Getting married isn’t going to solve our inabilities to wake up for Fajr or get up for qiyam. We need to develop our own selves without expecting marriage to somehow magically change our lives. Marriage can be a great tool of self-improvement and can help us change for the best, with Allah’s will. Marriage is amongst the greatest blessings that Allah (swt) can bestow on a person; and the creation of a family, and taking care of that family, is amongst the greatest acts of worship. But if we are not personally working on ourselves now, how can we expect that it will be easier with the additional baggage of another individual who is also imperfect?’ - Maryam Amirebrahimi
Saya mendapatkan quote itu dari blognya Naya . Di sana Naya curhat tentang dia yang baru nyadar bahwa selama ini keinginannya untuk menikah didasari niat yang ‘salah’. Ingin punya teman halal yang menemani kemana saja dan kapan saja, ingin ada yang ngingetin ibadah, ingin punya teman diskusi sepanjang waktu, sampai alasan ingin menyusul teman-teman yang udah duluan menikah.
Kenapa alasan-alasan itu ‘salah’?
- Ingin punya teman yang menemani kemana saja & kapan saja -> Lah, memangnya pasanganmu ga punya kehidupan sendiri? Dia juga bakal cari nafkah, mengerjakan hobi, kumpul sama teman-teman. Alhamdulillah kalau bisa selalu serumah. Lah kalau jodohmu harus LDR?
- Ada yang ngingetin ibadah -> Serius nih, mengandalkan orang lain untuk mengingatkanmu ibadah? Terus selama ini, belum ada yang ngingetin, ibadahmu gimana?
- Ingin punya teman diskusi sepanjang waktu -> Teman diskusi iya, tapi ya gak sepanjang waktu juga sih. Alasannya sama dengan poin pertama.
- Ingin menyusul teman-teman -> Ayolah.
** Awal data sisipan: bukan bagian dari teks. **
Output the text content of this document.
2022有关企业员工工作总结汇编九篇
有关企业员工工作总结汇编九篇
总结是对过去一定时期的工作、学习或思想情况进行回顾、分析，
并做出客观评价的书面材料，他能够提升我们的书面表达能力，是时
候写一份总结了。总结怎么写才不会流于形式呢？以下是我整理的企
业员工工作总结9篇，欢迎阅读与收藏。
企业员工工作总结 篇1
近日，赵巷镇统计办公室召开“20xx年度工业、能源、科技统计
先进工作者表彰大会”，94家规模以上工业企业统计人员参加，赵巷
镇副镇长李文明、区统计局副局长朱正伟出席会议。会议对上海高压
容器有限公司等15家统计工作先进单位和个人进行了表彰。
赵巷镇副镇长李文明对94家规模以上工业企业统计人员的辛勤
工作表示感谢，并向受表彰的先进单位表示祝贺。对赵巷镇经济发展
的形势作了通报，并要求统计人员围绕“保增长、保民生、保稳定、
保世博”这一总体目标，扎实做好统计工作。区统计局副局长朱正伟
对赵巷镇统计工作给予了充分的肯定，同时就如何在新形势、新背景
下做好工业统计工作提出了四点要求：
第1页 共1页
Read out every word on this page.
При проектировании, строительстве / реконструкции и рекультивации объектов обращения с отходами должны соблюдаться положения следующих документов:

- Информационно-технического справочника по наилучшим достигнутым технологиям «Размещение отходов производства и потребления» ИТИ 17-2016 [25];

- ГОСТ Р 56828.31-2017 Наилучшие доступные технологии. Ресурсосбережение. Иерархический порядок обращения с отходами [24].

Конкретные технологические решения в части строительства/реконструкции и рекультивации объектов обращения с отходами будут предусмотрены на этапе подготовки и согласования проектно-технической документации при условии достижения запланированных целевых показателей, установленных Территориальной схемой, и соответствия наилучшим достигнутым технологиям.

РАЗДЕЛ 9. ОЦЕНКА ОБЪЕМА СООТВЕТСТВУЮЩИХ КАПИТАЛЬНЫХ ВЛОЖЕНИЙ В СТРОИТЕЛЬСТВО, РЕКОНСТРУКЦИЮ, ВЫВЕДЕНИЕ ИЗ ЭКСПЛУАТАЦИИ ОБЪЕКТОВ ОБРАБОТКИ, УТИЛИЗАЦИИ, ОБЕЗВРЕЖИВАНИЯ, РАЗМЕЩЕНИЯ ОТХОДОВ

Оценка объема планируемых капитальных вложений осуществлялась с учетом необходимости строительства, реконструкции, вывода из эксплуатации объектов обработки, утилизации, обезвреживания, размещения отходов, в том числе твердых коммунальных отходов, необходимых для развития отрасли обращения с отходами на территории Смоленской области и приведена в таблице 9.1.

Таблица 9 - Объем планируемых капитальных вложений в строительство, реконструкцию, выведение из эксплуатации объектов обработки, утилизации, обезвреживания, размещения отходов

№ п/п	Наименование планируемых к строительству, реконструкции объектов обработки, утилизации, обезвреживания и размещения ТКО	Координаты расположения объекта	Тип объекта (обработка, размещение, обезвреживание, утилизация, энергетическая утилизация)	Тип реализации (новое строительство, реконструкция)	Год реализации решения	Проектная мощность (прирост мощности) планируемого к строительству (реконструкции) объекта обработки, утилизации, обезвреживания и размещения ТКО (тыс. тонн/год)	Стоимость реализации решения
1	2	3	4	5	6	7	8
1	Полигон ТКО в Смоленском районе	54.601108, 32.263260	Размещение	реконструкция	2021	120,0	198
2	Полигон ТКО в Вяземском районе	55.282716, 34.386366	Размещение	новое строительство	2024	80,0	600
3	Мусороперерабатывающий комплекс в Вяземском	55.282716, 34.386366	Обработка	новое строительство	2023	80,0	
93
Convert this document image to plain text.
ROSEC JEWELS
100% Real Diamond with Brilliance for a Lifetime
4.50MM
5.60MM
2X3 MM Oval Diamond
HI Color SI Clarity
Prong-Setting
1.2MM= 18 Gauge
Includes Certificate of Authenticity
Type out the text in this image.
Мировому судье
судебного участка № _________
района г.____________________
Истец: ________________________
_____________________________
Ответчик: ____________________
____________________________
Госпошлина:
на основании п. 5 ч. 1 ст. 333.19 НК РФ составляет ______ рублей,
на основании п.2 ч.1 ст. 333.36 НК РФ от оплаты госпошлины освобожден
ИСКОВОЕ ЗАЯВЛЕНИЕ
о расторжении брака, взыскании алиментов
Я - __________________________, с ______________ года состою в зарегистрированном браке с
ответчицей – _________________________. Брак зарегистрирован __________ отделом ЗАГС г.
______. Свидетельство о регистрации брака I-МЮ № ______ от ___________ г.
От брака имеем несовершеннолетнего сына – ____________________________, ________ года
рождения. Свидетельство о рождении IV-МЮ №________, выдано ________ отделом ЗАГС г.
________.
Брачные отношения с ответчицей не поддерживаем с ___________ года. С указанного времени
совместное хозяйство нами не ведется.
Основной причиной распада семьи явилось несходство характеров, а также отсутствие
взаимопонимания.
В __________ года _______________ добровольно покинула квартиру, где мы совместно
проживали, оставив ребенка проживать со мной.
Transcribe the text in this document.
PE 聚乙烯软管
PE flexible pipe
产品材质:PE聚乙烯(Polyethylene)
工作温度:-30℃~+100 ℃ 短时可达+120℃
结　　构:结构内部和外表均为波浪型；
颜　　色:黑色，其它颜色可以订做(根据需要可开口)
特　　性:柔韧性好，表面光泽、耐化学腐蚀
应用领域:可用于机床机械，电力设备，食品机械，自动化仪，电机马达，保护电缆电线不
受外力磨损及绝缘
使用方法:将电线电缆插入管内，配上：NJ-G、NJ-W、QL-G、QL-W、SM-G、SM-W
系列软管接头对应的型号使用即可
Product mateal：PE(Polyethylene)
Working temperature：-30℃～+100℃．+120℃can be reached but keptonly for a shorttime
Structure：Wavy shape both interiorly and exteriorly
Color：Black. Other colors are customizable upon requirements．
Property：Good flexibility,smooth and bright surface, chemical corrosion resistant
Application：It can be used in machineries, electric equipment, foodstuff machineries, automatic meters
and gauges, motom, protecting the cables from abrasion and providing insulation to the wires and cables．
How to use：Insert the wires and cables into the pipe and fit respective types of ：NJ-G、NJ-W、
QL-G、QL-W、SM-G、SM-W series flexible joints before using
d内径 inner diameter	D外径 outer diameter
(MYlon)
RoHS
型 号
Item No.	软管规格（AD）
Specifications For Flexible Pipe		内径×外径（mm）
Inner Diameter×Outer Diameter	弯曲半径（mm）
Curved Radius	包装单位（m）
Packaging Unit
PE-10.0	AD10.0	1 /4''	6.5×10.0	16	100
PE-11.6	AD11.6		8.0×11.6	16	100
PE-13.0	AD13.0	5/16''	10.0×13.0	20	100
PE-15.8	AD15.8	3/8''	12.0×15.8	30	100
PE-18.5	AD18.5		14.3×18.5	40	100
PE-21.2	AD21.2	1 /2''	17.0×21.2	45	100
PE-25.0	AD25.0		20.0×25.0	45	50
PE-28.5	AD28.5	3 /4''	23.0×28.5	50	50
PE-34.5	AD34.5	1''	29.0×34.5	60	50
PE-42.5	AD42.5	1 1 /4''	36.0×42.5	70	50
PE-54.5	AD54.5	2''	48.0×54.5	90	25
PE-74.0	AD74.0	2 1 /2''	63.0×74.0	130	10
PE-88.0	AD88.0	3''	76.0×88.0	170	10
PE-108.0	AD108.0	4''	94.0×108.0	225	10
Menikah itu bukan perlombaan.
Saya jadi teringat, teman saya, cewek, pernah pasang status di fb kira-kira isinya begini, “Duh.. pusing! Kalau gini caranya mending nikah aja deh!” Kalau ga salah waktu itu dia lagi pusing urusan kuliah. Skripsi mungkin. Lah terus dengan nikah masalah skripsimu beres, gitu?
Teman saya yang lain juga pernah ingin nikah dengan alasan, “Biar ga usah kerja. Kan udah ada yang nanggung biaya hidup.” Yang membuat saya geleng-geleng kepala tapi diam-diam berdoa, semoga ia mendapat suami yang penghasilannya cukup sehingga ia ga perlu bekerja. Aaamiiin..
Yang saya pahami sih, menikah memang bukan solusi atas masalah-masalah kita saat ini. Masalah kuliah, masalah kerjaan, masalah ibadah, masalah finansial, hingga masalah hati (belum move on, misalnya :p). Semua masalah itu ga akan otomatis selesai dengan menikah. Justru, masalah-masalah itu harus diselesaikan dulu, karena nanti saat menikah kita akan menghadapi masalah-masalah lain.
Sekarang saya mengerti kenapa orangtua saya ga pernah menuntut saya untuk buru-buru menikah. Mereka keukeuh pengen saya bisa mandiri dulu. Dengan mandiri, berarti saya dianggap sudah bisa menyelesaikan masalah sendiri. Kalau pakai bahasa ayah saya, “Papa dan mama ingin Sinta siap dengan bekal yang cukup untuk hadapi gelombang kehidupan yang tidak ringan.”
*tsaaaah.. Bahasanya!
Jadi..
Mari selesaikan masalah masing-masing saat ini sebelum nanti menikah dan menghadapi masalah-masalah yang lebih besar.